Sounds From The Junkshop #75 - McLusky

 


"Cartoon monkeys got ya hard, it must've been the hair/And though Jive Bunny stole your creative fire, you really didn't care" - McLusky - Dethink To Survive

McLusky...jeez, where do you start? For five glorious minutes, they were pretty much the best band in Britain only for things to spontaneously combust and them to vanish just as soon as they'd arrived. Having formed in South Wales in the mid-'90s, the group spent half a decade slogging away on the toilet circuit before To Hell With Good Intentions, the lead-off single from their second album, unexpectedly landed them centre stage after picking up plaudits in pretty much every corner of the music press.

If you've not heard McLusky before then I really dunno how to describe their sound to you. Their plaudits heralded them as the sound of Chris Morris/Charlie Brooker style gonzo writing applied to post-hardcore while one especially harsh review likened them to Timmy from South Park fronting the Pixies. One thing's for sure though, they certainly weren't dull with the title track from the EP containing lyrics like "My love is bigger than your love/We take more drugs than a touring funk band!" with the two and a bit minutes basically appearing to sound like childhood playground taunts aimed at other bands. A send-up? Genuine anger and bitterness? Who knows but was certainly a hell of a trip.

To Hell With Good Intentions had clearly bamboozled the world at a stroke so McLusky decided what the hell and casually chucked out their second and best album McLusky Do Dallas to finish the job. Even listening to this now, it still has the sort of ferocity that makes it stick out like a sore thumb from 90% plus of the competition around this time. From the brutal two minute opener Lightsaber Cocksucking Blues, McLusky Do Dallas is the musical equivalent of being thrown headfirst through a third floor window and landing somewhere soft enough to just about cushion your fall. You're not quite sure what happened but you're impressed that you somehow survived it.

Mixing ferocious hardcore guitars, screaming vocals and some brilliantly bizarre childish insults, tunes like Collagen Rock ("The little kid pissed on the big kid's porch/He thinks he's brilliant, he's rubbish of course"), Fuck This Band ("Fuck this band/'Cos their clothes don't fit/But their dancing clowns are incredible"), Gareth Brown Says ("All your friends are cunts/Your mother is a ballpoint pen thief"), Day Of The Deadringers ("This one's for the patriots, the new wave good time girls/And if it wasn't for the Decepticons, they'd rule the fucking world") right down to the way the album highlight Dethink To Survive ends with singer Andy Falkous frenziedly screaming "DANNY BAKER!" repeatedly into the mic, there's never been an album quite like this. And in all probability, there never will be.

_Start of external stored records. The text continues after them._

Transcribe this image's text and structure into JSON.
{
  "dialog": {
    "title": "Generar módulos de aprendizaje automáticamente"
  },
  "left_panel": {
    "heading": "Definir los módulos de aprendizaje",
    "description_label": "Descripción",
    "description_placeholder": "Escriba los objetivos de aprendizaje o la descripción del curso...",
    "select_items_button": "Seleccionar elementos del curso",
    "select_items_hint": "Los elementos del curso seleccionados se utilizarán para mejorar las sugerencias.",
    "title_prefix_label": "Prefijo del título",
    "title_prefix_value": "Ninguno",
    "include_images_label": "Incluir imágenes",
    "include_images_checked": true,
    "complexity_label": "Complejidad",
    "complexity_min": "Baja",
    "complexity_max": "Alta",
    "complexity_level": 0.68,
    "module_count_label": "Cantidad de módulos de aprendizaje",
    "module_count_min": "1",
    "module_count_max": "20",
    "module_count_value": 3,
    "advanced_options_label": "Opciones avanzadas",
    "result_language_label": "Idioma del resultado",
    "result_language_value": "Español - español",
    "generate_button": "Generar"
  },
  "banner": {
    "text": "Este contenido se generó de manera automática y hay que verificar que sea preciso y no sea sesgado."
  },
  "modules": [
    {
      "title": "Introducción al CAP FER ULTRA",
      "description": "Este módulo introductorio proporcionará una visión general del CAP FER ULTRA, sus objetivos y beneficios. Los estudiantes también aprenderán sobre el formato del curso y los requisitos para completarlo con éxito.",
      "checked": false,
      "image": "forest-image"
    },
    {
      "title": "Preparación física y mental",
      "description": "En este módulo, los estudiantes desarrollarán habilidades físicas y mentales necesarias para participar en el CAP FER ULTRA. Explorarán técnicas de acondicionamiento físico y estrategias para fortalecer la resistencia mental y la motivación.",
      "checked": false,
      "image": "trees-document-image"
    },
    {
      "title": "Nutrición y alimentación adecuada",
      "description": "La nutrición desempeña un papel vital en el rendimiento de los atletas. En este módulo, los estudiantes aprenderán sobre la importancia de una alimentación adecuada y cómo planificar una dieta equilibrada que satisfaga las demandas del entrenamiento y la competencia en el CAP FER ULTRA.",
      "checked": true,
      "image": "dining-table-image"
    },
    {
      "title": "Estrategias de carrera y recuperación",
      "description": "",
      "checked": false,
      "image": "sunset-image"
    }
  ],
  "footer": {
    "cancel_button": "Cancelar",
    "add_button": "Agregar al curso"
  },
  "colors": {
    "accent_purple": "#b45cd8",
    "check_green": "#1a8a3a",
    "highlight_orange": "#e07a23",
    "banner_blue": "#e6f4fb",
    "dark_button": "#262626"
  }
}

...and there's the rub. The trouble was that having come up with such an absolute full on stormer of an album that the only way for McLusky to go from here was down and when the follow-up, 2005's The Difference Between You And Me Is I'm Not On Fire, came out it just couldn't bear up. It was still a decent enough effort and had they put this out before ...Do Dallas, it would probably have set that album up nicely but as it is it just kind of felt like a step down from the full on brilliant insanity of its predecessor. Oh sure, it still had the odd great moment like Forget About Him, I'm Mint but by and large it felt a bit more reined in and not quite as special.

Although The Difference Between You And Me... sold respectably, McLusky weren't long for this world afterwards as relations between Falkous and bassist Jon Chapple were rapidly heading south and the group would split in 2006 releasing a farewell singles and rarities compilation called McLuskyism. Falkous would go on to form the not entirely dissimilar Future Of The Left which eventually mutated back into McLusky a few years ago (albeit with Chapple absent). The band still command a healthy following (similar to These Animal Men, arguably even more so than they did in their heyday) and I was hoping to go and see them on tour this year, having caught them live a few times back in the early noughties and always enjoyed their gigs (they were exactly the sort of cheerfully sarky bastards onstage that you'd expect from listening to their songs)  until I realised a ticket for their Leeds gig was £25. I mean I like 'em but not that much y'know?

Regardless of that though, McLusky Do Dallas is still one of my favourite albums of the early noughties - there's a lot of records that claim to be the sound of sheer insanity but this one's right up there with Life, Sex & Death's The Silent Majority. Brutally heavy and side-splittingly hilarious all at once, it really is a unique and brilliant album and McLusky will have my eternal respect for it.